Все дни эти Меркушка ходил за послом по пятам, сдувал пылинки с бархата, подносил чаши с шербетом, угождал всячески. С хованской пищалью своей охранял посла в часы сна и бодрствования. Выражение придал лицу молитвенное, богу угодное. Осенял себя крестным знамением по всякому поводу: зевнет подьячий — перекрестится, чихнет посол — перекрестится. Украдкой вздыхал и пост соблюдал, что твой архиерей; подливал масло в лампады, а свечку раньше, чем зажечь перед Спасом, — лобызал.
Дивился посол, стал допытываться у Меркушки: «Пошто так благочинен? В Девичий монастырь, что ль, собрался? Иль бо в рай прямо?»

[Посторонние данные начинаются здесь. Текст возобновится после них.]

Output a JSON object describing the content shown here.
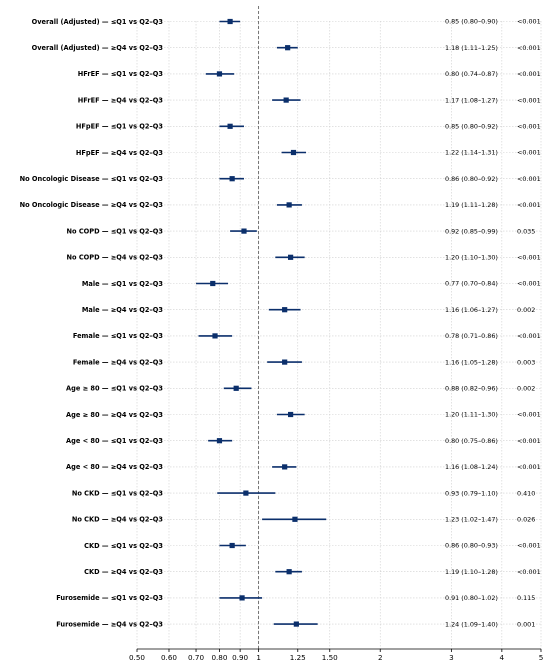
{
  "chart_data": {
    "type": "forest",
    "xscale": "log",
    "xlim": [
      0.5,
      5
    ],
    "xticks": [
      {
        "value": 0.5,
        "label": "0.50"
      },
      {
        "value": 0.6,
        "label": "0.60"
      },
      {
        "value": 0.7,
        "label": "0.70"
      },
      {
        "value": 0.8,
        "label": "0.80"
      },
      {
        "value": 0.9,
        "label": "0.90"
      },
      {
        "value": 1.0,
        "label": "1"
      },
      {
        "value": 1.25,
        "label": "1.25"
      },
      {
        "value": 1.5,
        "label": "1.50"
      },
      {
        "value": 2.0,
        "label": "2"
      },
      {
        "value": 3.0,
        "label": "3"
      },
      {
        "value": 4.0,
        "label": "4"
      },
      {
        "value": 5.0,
        "label": "5"
      }
    ],
    "reference_line": 1,
    "grid": true,
    "colors": {
      "marker": "#0b2f6b",
      "reference": "#555555",
      "grid": "#cfcfcf"
    },
    "rows": [
      {
        "label": "Overall (Adjusted) — ≤Q1 vs Q2–Q3",
        "est": 0.85,
        "lo": 0.8,
        "hi": 0.9,
        "ci_text": "0.85 (0.80–0.90)",
        "p": "<0.001"
      },
      {
        "label": "Overall (Adjusted) — ≥Q4 vs Q2–Q3",
        "est": 1.18,
        "lo": 1.11,
        "hi": 1.25,
        "ci_text": "1.18 (1.11–1.25)",
        "p": "<0.001"
      },
      {
        "label": "HFrEF — ≤Q1 vs Q2–Q3",
        "est": 0.8,
        "lo": 0.74,
        "hi": 0.87,
        "ci_text": "0.80 (0.74–0.87)",
        "p": "<0.001"
      },
      {
        "label": "HFrEF — ≥Q4 vs Q2–Q3",
        "est": 1.17,
        "lo": 1.08,
        "hi": 1.27,
        "ci_text": "1.17 (1.08–1.27)",
        "p": "<0.001"
      },
      {
        "label": "HFpEF — ≤Q1 vs Q2–Q3",
        "est": 0.85,
        "lo": 0.8,
        "hi": 0.92,
        "ci_text": "0.85 (0.80–0.92)",
        "p": "<0.001"
      },
      {
        "label": "HFpEF — ≥Q4 vs Q2–Q3",
        "est": 1.22,
        "lo": 1.14,
        "hi": 1.31,
        "ci_text": "1.22 (1.14–1.31)",
        "p": "<0.001"
      },
      {
        "label": "No Oncologic Disease — ≤Q1 vs Q2–Q3",
        "est": 0.86,
        "lo": 0.8,
        "hi": 0.92,
        "ci_text": "0.86 (0.80–0.92)",
        "p": "<0.001"
      },
      {
        "label": "No Oncologic Disease — ≥Q4 vs Q2–Q3",
        "est": 1.19,
        "lo": 1.11,
        "hi": 1.28,
        "ci_text": "1.19 (1.11–1.28)",
        "p": "<0.001"
      },
      {
        "label": "No COPD — ≤Q1 vs Q2–Q3",
        "est": 0.92,
        "lo": 0.85,
        "hi": 0.99,
        "ci_text": "0.92 (0.85–0.99)",
        "p": "0.035"
      },
      {
        "label": "No COPD — ≥Q4 vs Q2–Q3",
        "est": 1.2,
        "lo": 1.1,
        "hi": 1.3,
        "ci_text": "1.20 (1.10–1.30)",
        "p": "<0.001"
      },
      {
        "label": "Male — ≤Q1 vs Q2–Q3",
        "est": 0.77,
        "lo": 0.7,
        "hi": 0.84,
        "ci_text": "0.77 (0.70–0.84)",
        "p": "<0.001"
      },
      {
        "label": "Male — ≥Q4 vs Q2–Q3",
        "est": 1.16,
        "lo": 1.06,
        "hi": 1.27,
        "ci_text": "1.16 (1.06–1.27)",
        "p": "0.002"
      },
      {
        "label": "Female — ≤Q1 vs Q2–Q3",
        "est": 0.78,
        "lo": 0.71,
        "hi": 0.86,
        "ci_text": "0.78 (0.71–0.86)",
        "p": "<0.001"
      },
      {
        "label": "Female — ≥Q4 vs Q2–Q3",
        "est": 1.16,
        "lo": 1.05,
        "hi": 1.28,
        "ci_text": "1.16 (1.05–1.28)",
        "p": "0.003"
      },
      {
        "label": "Age ≥ 80 — ≤Q1 vs Q2–Q3",
        "est": 0.88,
        "lo": 0.82,
        "hi": 0.96,
        "ci_text": "0.88 (0.82–0.96)",
        "p": "0.002"
      },
      {
        "label": "Age ≥ 80 — ≥Q4 vs Q2–Q3",
        "est": 1.2,
        "lo": 1.11,
        "hi": 1.3,
        "ci_text": "1.20 (1.11–1.30)",
        "p": "<0.001"
      },
      {
        "label": "Age < 80 — ≤Q1 vs Q2–Q3",
        "est": 0.8,
        "lo": 0.75,
        "hi": 0.86,
        "ci_text": "0.80 (0.75–0.86)",
        "p": "<0.001"
      },
      {
        "label": "Age < 80 — ≥Q4 vs Q2–Q3",
        "est": 1.16,
        "lo": 1.08,
        "hi": 1.24,
        "ci_text": "1.16 (1.08–1.24)",
        "p": "<0.001"
      },
      {
        "label": "No CKD — ≤Q1 vs Q2–Q3",
        "est": 0.93,
        "lo": 0.79,
        "hi": 1.1,
        "ci_text": "0.93 (0.79–1.10)",
        "p": "0.410"
      },
      {
        "label": "No CKD — ≥Q4 vs Q2–Q3",
        "est": 1.23,
        "lo": 1.02,
        "hi": 1.47,
        "ci_text": "1.23 (1.02–1.47)",
        "p": "0.026"
      },
      {
        "label": "CKD — ≤Q1 vs Q2–Q3",
        "est": 0.86,
        "lo": 0.8,
        "hi": 0.93,
        "ci_text": "0.86 (0.80–0.93)",
        "p": "<0.001"
      },
      {
        "label": "CKD — ≥Q4 vs Q2–Q3",
        "est": 1.19,
        "lo": 1.1,
        "hi": 1.28,
        "ci_text": "1.19 (1.10–1.28)",
        "p": "<0.001"
      },
      {
        "label": "Furosemide — ≤Q1 vs Q2–Q3",
        "est": 0.91,
        "lo": 0.8,
        "hi": 1.02,
        "ci_text": "0.91 (0.80–1.02)",
        "p": "0.115"
      },
      {
        "label": "Furosemide — ≥Q4 vs Q2–Q3",
        "est": 1.24,
        "lo": 1.09,
        "hi": 1.4,
        "ci_text": "1.24 (1.09–1.40)",
        "p": "0.001"
      }
    ]
  }
}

От ответа пятидесятник увиливал, скорбно вздыхал и отходил. Услугу за услугой оказывал молча. Стал необходим послу, как тень, — с нею привычно, без нее страшно.

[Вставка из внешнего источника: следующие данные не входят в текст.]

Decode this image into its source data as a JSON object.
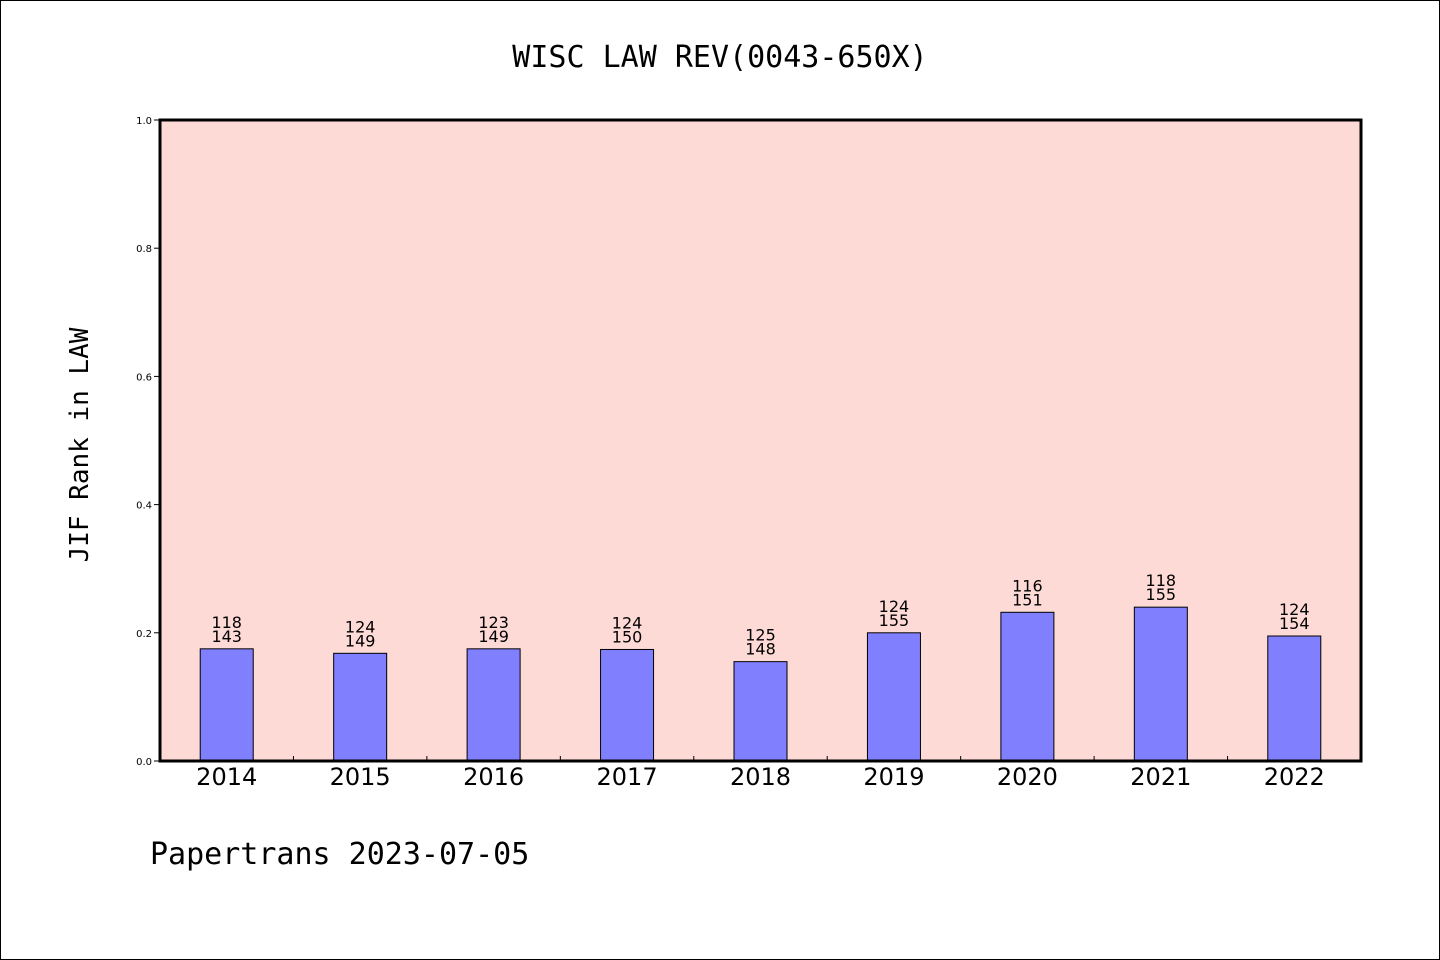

После полдника как-то обтерев руки краем скатерти, Семен Яковлев строго-настрого приказал Меркушке сказывать: в чем кручина?
Пятидесятник стал было отнекиваться, затем махнул рукой — эх, мол, была не была, и открыл душу: грех на нем! Какой? Да по хмельному делу. С месяц, а может, чуть поболе, до выезда посольства, перевернул он, Меркушка, на Варварке возок — так, с озорства. А в возке в том черный поп с требником — щеки раздул, борода по ветру: соборовать, знать, болящего спешил. Ну, отряхнулся бы, благословил да опять в возок. Ан нет, о святых апостолах запамятовал долгополый, о Петре и Павле и об Николе чудотворце. А заголосил на весь крестец: «Ярыги! Звони в набат! У меня великая заступа и поддержка есть!» А ярыги стараться рады, им что?! И черный поп не спешит — не он отходит без отпущения грехов. А тем часом болящий испустил дух. Женка его аж в разуме помутилась, руки сунула в чулки суконные темно-зеленые, на голову — шушун женский под крашениною лазоревою, на заячинах, пух бобровый, пуговицы оловянные, в суму оленью напхала рухлядь: доломат — сукно зеленое, снурок золотой, подклад выбойчатый, чарки медвяные, пять подзатыльников дорогильных, — и побегла. Черному попу в лапу оленью суму, а сама возроптала: «Воззри же на горькую слезную жалобу!» И воззрил: анафеме предал хулителя. Не себя, окаянца земного, а меня, раба божьего.